Что же до меня, то сразу по отмене Нантского эдикта я поступила, как все остальные: прогнала от себя кальвинистов, отказавшихся перейти в католичество; посоветовала брату скупить в Пуату их земли, продававшиеся за бесценок; позволила заключить в Бастилию и Новокатолическую тюрьму моих кузенов де Сент-Эрминов, бравировавших своим религиозным пылом. Они явно стремились к мученичеству, и я хорошо понимала их резоны, зная по собственным воспоминаниям юности, что оружием веру не искоренить и что насилие способно лишь еще больше возмутить мятежную душу. Словом сказать, радуясь массовым обращениям, о коих мне сообщали каждый день, и горячо желая того же моим родным, я, тем не менее, не одобрила вслух саму отмену Нантского эдикта.

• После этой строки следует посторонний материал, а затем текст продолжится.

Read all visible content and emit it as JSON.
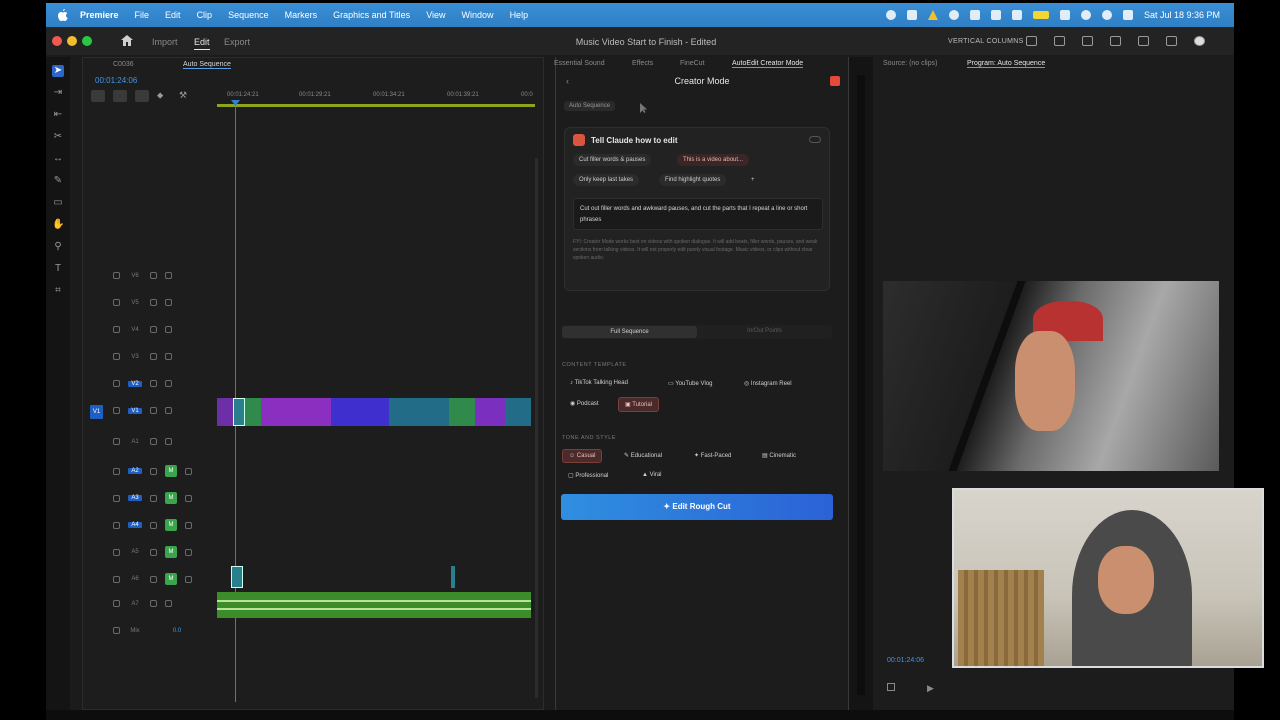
{
  "menubar": {
    "app": "Premiere",
    "items": [
      "File",
      "Edit",
      "Clip",
      "Sequence",
      "Markers",
      "Graphics and Titles",
      "View",
      "Window",
      "Help"
    ],
    "clock": "Sat Jul 18  9:36 PM"
  },
  "titlebar": {
    "tabs": [
      "Import",
      "Edit",
      "Export"
    ],
    "project": "Music Video Start to Finish - Edited",
    "workspace": "VERTICAL COLUMNS"
  },
  "timeline": {
    "tabs": [
      "C0036",
      "Auto Sequence"
    ],
    "timecode": "00:01:24:06",
    "ruler": [
      "00:01:24:21",
      "00:01:29:21",
      "00:01:34:21",
      "00:01:39:21",
      "00:0"
    ],
    "video_tracks": [
      "V6",
      "V5",
      "V4",
      "V3",
      "V2",
      "V1"
    ],
    "audio_tracks": [
      "A1",
      "A2",
      "A3",
      "A4",
      "A5",
      "A6",
      "A7"
    ],
    "mix_label": "Mix",
    "mix_value": "0.0"
  },
  "panel": {
    "tabs": [
      "Essential Sound",
      "Effects",
      "FineCut",
      "AutoEdit Creator Mode"
    ],
    "title": "Creator Mode",
    "sequence_chip": "Auto Sequence",
    "ask_title": "Tell Claude how to edit",
    "quick_chips": [
      "Cut filler words & pauses",
      "This is a video about...",
      "Only keep last takes",
      "Find highlight quotes",
      "+"
    ],
    "instruction": "Cut out filler words and awkward pauses, and cut the parts that I repeat a line or short phrases",
    "hint": "FYI: Creator Mode works best on videos with spoken dialogue. It will add beats, filler words, pauses, and weak sections from talking videos. It will not properly edit purely visual footage. Music videos, or clips without clear spoken audio.",
    "modes": [
      "Full Sequence",
      "In/Out Points"
    ],
    "template_label": "CONTENT TEMPLATE",
    "templates": [
      "TikTok Talking Head",
      "YouTube Vlog",
      "Instagram Reel",
      "Podcast",
      "Tutorial"
    ],
    "tone_label": "TONE AND STYLE",
    "tones": [
      "Casual",
      "Educational",
      "Fast-Paced",
      "Cinematic",
      "Professional",
      "Viral"
    ],
    "cta": "Edit Rough Cut"
  },
  "monitor": {
    "tabs": [
      "Source: (no clips)",
      "Program: Auto Sequence"
    ],
    "timecode": "00:01:24:06"
  },
  "colors": {
    "menubar": "#2f7fc4",
    "accent_blue": "#2f7fd6",
    "work_area": "#8da51c",
    "selection_red": "#7a3f36",
    "cta_gradient_start": "#2f8fe0",
    "cta_gradient_end": "#2b62d6"
  }
}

Хранить молчание в то время, когда все вокруг, кроме гугенотов, прославляли заслуги Короля, было весьма рискованно; его могли расценить как вызов. «Что может быть прекраснее отмены этого эдикта! — восклицала госпожа де Севинье. — Ни один король в мире еще не совершал столь великого подвига. А драгуны показали себя достойнейшими миссионерами», — добавляла она. Боссюэ, со своей стороны, провозглашал: «Воспоем сие чудо наших дней, обратим сердца паши к благочестивому королю Людовику, прославим его, и пусть небеса услышат нашу хвалу; скажем новому Константину, новому Карлу Великому: вы свершили деяние, украсившее ваше царствование и угодное Богу, вашими усилиями ереси более не существует, Господь сотворил сие величайшее благо!» «Королевство наше избавлено от иноверцев, — писал святой аббат де Ранее, — могли ли мы надеяться узреть сие чудо собственными глазами?!» Сатирик Лабрюйер ликовал и радовался искоренению «зловредного, подозрительного культа, подрывающего основы нашего государства». Что же до канцлера Летелье, родного отца господина де Лувуа, тот едва успел перед самой смертью наложить печати на указ об отмене эдикта и промолвить, уже закрывая глаза: «Господь милосердный, теперь Ты можешь призвать к себе Твоего верного слугу, ибо он сподобился увидеть триумф славы Твоей!» Поистине, в этом семействе все оставались верными царедворцами до самого смертного часа…
Увы, с моими собственными родными дело обстояло совсем иначе. Я на коленях умоляла Филиппа сменить веру, он же упорствовал, как семейство де Сент-Эрмин, и я с ужасом ожидала, что его постигнет та же участь — заключение в какой-нибудь крепости.